Friday, February 22, 2008

Unwavering Commitment: Democrats Dug In on Iraq Retreat

There's no progress in Iraq that will satisfy the antiwar left.

Just this morning, Michael Kinsley, for example, argues the "
Surge Doesn't Equal Success." Meanwhile, last night's Democratic debate showcased Hillary Clinton and Barack Obama gasping for a breath in their race to see which candidate will surrender faster.

Charles Krauthammer offers his take on this, "
Democrats Dug In For Retreat":

"No one can spend some 10 days visiting the battlefields in Iraq without seeing major progress in every area. . . . If the U.S. provides sustained support to the Iraqi government -- in security, governance, and development -- there is now a very real chance that Iraq will emerge as a secure and stable state."

-- Anthony Cordesman,

"The Situation in Iraq: A Briefing From the Battlefield," Feb. 13, 2008
This from a man who was a severe critic of the postwar occupation of Iraq and who, as author Peter Wehner points out, is no wide-eyed optimist. In fact, in May 2006 Cordesman had written that "no one can argue that the prospects for stability in Iraq are good." Now, however, there is simply no denying the remarkable improvements in Iraq since the surge began a year ago.

Unless you're a Democrat. As Joe Lieberman (I-Conn.) put it, "Democrats have remained emotionally invested in a narrative of defeat and retreat in Iraq." Their Senate leader, Harry Reid, declares the war already lost. Their presidential candidates (eight of them at the time) unanimously oppose the surge. Then the evidence begins trickling in.

We get news of the Anbar Awakening, which has now spread to other Sunni areas and Baghdad. The sectarian civil strife that the Democrats insisted was the reason for us to leave dwindles to the point of near disappearance. Much of Baghdad is returning to normal. There are 90,000 neighborhood volunteers -- ordinary citizens who act as auxiliary police and vital informants on terrorist activity -- starkly symbolizing the insurgency's loss of popular support. Captured letters of al-Qaeda leaders reveal despair as they are driven -- mostly by Iraqi Sunnis, their own Arab co-religionists -- to flight and into hiding.

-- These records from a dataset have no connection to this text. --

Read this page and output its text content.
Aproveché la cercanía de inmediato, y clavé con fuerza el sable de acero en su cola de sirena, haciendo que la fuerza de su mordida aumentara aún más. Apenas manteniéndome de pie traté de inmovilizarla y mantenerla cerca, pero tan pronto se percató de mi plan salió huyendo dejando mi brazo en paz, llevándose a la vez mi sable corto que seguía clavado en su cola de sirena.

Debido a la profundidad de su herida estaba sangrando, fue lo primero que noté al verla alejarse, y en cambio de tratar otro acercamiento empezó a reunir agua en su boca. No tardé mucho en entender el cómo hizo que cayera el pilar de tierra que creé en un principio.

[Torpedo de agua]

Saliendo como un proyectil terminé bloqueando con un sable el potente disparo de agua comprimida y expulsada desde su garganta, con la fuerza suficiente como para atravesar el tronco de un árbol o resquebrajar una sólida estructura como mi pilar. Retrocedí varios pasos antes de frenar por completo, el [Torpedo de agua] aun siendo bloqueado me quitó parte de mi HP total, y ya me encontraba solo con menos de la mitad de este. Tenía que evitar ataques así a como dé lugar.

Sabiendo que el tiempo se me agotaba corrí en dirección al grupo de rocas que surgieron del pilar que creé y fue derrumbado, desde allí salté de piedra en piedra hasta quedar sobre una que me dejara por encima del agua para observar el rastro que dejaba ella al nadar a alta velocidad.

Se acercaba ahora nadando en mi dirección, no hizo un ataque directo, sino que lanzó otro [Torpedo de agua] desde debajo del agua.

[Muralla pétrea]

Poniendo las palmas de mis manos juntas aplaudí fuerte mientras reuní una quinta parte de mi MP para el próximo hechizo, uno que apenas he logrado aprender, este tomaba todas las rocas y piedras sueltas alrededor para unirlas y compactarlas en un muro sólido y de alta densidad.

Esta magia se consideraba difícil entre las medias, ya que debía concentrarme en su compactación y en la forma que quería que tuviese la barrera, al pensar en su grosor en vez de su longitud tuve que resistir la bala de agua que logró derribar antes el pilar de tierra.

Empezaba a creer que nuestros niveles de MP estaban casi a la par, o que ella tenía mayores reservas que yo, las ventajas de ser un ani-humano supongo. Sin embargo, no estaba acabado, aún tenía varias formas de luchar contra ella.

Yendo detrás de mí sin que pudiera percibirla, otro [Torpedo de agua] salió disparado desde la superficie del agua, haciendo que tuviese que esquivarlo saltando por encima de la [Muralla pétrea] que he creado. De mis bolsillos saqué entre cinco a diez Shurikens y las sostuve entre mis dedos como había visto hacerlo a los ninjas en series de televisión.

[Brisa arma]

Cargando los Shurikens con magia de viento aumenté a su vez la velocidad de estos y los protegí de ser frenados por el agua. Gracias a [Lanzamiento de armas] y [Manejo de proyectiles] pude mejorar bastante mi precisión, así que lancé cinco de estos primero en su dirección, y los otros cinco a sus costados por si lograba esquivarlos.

After agonizing years of searching for the right strategy and the right general, we are winning. How do Democrats react? From Nancy Pelosi to Barack Obama, the talking point is the same: Sure, there is military progress. We could have predicted that. (They in fact had predicted the opposite, but no matter.) But it's all pointless unless you get national reconciliation.

"National" is a way to ignore what is taking place at the local and provincial level, such as Shiite cleric Ammar al-Hakim, scion of the family that dominates the largest Shiite party in Iraq, traveling last October to Anbar in an unprecedented gesture of reconciliation with the Sunni sheiks.

Doesn't count, you see. Democrats demand nothing less than federal-level reconciliation, and it has to be expressed in actual legislation....

Despite all the progress, military and political, the Democrats remain unwavering in their commitment to withdrawal on an artificial timetable that inherently jeopardizes our "very real chance that Iraq will emerge as a secure and stable state."

Why? Imagine the transformative effects in the region, and indeed in the entire Muslim world, of achieving a secure and stable Iraq, friendly to the United States and victorious over al-Qaeda. Are the Democrats so intent on denying George Bush retroactive vindication for a war they insist is his that they would deny their own country a now-achievable victory?
The answer is yes, obviously.

Throughout 2007, top Democrats - on the
campaign trail and in Congress - repeatedly denounced Iraq as a failure and declared the surge a diversion from the priority of an immediate surrender.

The Democratic denunciations and denials continued
last night in Texas. Hillary Clinton spun the surge as a be-all-end-all prod to instantaneous Iraqi political reconciliation:

The rationale of the surge was to create the space and time for the Iraqi government to make the decisions that only it can make....

But the fact is that the purpose of it has not been fulfilled. The Iraqi government has slowly inched toward making a few of the decisions in a less than complete way, but it hasn't taken advantage of the sacrifice and the losses of life and billions of dollars that have occurred since the surge began.
And here's Obama, with an even bigger attack on America's democratization project in Iraq:

I think it is indisputable that we've seen violence reduced in Iraq....

But this is a tactical victory imposed upon a huge strategic blunder.

Actually, experts note Iraq's turning out to be a huge strategic victory.

Not for the antiwar types.

As I've noted, it's becoming clearer by the day that Democratic Party claims of support for the troops are hollow: The leading contenders for the nomination can't beat it fast enough for the ignominous exit of strategic retreat.

So much for the costs and sacrifices Americans have paid for the overthrow of tyranny and the consolidation of democracy in a region filled with autocrats and monarchs.